If you purchased WDW resorts, it is likely you have deeds that state you both own the property as husband and wife, or similar language, which means you have what is called a tenancy by the entirety, a form of joint tenancy. That means if one you dies, the survivor automatically gets full ownership without going through probate. (Note that avoiding probate does not avoid any estate tax matters, i.e., if taxes are owed they must be paid but with current laws that prohibit any taxes unless the dying person's estate is in the millions, paying taxes is not an issue for many, although you still may need to file an estate tax form to show that the estate owes no taxes. It is when the survivor dies that the probate issue will arise and you will have to go through probate in Florida in relation to the timeshare even though the deceased resided in a different state. The property will be distributed according that last-to-die parent's will, or if no will, according to Florida intestate rules, which would usually mean the one child if the surviving parent has only one child.
To add the child to the ownership requires the preparation and filing with the applicable government agency in Florida, a new deed for each contract you own. Thus, there will be preparation and filing costs for each new deed and any necessary other papers needed for filing. The deed would reflect a transfer from the existing owners to the same existing owners plus the new designated owner. The new deed cannot be tenancy by the entirety because that applies only to married couples. Thus, the new deed would need to reflect that the transfer is being made to joint tenants with right of survivorship. That would mean that the death of one automatically puts ownership into the other two, and the death of the second person puts ownership into the lone survivor. No probate would be needed until the lone survivor dies. Suggested above is doing the deeds and transfer yourself to avoid other than the filing costs. I view that as a possibility done with fair warning -- if the deed is not properly drafted to contain exactly what it must contain, the result can be a future with someone spending much higher costs to try to change the disaster created into what it was supposed to be.
A second method for ultimately transferring ownership to the last survivor requires a three-step process. You don't add the child to the ownership. Instead you create what is called a living trust. The trust is the designated owner of the property and names the current married owners as the trustees and if one of them dies, the survivor becomes the trustee. Those trustees are also the beneficiaries of the trust but you can also make the child a beneficiary who could become the sole trustee and beneficiary when both parents die. Basically the trust would lay out who actually gets what and what role when someone dies. As such trusts usually control ownership and distribution of most property of value, real or personal, owned by the trustees, Also created (step two) is usually fairly short wills which mainly assures that property that might have been overlooked when creating the trust goes to the trust and distributed according to the trust terms.

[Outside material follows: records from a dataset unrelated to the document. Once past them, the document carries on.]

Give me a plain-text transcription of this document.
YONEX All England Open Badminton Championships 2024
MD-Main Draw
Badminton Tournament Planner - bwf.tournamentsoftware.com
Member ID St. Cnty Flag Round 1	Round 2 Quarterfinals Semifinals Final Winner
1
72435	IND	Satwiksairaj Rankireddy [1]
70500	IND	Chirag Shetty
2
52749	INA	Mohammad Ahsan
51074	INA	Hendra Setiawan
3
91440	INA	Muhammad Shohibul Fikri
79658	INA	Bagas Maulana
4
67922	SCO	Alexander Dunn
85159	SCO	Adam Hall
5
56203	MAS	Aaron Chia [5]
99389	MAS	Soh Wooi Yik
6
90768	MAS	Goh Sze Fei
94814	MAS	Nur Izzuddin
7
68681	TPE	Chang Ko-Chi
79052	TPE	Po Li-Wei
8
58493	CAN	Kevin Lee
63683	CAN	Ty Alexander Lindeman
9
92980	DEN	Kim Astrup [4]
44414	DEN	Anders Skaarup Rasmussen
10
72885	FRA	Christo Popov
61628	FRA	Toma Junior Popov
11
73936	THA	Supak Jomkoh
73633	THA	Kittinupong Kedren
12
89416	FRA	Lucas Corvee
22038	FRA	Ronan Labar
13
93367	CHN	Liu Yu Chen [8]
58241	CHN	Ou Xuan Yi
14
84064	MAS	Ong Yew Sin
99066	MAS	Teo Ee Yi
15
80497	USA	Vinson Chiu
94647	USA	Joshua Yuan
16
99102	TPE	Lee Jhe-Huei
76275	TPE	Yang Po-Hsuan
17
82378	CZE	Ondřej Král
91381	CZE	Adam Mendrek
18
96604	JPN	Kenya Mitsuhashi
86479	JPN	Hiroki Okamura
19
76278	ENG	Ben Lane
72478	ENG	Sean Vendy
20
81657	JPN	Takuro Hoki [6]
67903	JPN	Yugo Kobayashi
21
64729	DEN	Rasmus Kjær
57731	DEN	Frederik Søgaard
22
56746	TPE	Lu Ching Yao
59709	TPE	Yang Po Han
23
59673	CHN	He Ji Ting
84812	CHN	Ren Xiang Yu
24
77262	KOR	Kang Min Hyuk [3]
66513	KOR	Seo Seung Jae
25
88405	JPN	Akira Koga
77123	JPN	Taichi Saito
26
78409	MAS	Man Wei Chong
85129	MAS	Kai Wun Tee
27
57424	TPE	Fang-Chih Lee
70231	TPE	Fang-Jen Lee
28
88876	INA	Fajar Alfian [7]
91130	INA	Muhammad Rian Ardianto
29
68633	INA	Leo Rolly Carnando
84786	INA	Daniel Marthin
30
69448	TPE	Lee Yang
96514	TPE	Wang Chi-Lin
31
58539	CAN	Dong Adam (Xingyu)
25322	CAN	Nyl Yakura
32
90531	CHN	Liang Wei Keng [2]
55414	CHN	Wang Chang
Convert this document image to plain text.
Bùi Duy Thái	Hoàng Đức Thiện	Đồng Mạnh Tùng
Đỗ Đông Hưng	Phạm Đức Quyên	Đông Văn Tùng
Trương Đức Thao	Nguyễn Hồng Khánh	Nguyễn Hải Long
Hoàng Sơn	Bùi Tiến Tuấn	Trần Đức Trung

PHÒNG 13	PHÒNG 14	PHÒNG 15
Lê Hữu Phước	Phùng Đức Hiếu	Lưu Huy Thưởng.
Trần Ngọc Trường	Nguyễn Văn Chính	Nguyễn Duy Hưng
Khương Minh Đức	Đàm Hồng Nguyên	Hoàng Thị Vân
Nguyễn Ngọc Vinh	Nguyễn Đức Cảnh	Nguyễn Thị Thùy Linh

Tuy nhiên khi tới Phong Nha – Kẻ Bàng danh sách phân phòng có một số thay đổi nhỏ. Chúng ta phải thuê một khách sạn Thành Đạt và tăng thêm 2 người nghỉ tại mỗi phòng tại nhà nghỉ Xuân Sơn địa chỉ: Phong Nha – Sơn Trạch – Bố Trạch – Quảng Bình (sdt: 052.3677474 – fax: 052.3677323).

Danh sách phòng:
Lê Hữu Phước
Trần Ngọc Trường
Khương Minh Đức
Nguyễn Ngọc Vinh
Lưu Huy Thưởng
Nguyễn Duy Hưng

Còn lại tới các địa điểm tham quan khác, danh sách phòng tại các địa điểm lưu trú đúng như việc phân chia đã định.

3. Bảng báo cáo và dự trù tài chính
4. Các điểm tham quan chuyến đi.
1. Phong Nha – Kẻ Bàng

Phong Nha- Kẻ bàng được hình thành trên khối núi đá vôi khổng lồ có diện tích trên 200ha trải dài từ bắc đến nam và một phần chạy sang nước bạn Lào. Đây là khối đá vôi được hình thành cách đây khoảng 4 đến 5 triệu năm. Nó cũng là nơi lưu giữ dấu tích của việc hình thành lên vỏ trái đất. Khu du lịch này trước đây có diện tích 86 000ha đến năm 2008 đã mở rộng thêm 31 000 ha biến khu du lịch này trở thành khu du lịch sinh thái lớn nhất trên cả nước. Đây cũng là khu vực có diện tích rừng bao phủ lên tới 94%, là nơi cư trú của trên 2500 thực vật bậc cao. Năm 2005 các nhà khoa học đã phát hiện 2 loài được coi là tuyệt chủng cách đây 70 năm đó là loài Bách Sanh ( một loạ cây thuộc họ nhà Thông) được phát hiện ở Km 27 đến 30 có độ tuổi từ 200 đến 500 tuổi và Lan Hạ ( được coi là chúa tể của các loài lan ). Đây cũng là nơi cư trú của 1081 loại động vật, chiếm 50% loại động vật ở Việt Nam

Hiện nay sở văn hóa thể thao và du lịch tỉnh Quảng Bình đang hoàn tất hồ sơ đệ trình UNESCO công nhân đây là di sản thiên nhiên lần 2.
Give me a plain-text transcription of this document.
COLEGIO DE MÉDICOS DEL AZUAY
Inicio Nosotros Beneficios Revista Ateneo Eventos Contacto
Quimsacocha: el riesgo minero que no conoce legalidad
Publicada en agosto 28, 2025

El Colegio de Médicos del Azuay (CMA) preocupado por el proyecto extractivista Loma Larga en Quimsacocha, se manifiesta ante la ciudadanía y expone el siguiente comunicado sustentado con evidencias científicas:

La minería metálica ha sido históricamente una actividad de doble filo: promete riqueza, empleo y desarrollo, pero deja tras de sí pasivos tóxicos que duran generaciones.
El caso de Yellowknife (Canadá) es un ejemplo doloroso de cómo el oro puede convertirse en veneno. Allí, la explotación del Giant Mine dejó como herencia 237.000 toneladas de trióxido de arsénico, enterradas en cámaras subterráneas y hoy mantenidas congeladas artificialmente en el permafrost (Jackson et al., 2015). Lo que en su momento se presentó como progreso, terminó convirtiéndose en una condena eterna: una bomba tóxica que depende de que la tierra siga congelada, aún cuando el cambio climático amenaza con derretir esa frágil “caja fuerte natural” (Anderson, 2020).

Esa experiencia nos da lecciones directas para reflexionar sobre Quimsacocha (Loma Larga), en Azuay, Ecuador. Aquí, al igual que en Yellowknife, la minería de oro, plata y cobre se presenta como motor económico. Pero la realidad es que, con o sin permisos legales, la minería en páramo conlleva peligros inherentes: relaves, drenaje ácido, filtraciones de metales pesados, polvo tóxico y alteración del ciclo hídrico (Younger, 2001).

Once the trust and wills are created, the current DVC owners would provide transfer by deed of their interests in the DVC property, and probably other property such as their home, to the trust. A main benefit of the trust as the owner is that probate is forever avoided because the trust itself, the legal owner of the property, always survives regardless of the death of any of the trustees or beneficiaries.
Of course, having a trust created and deed transfers made generally requires hiring a lawyer and has far more costs than just doing deed transfers, but it does create the avoidance of probate (but not tax matters) for many things someone owns.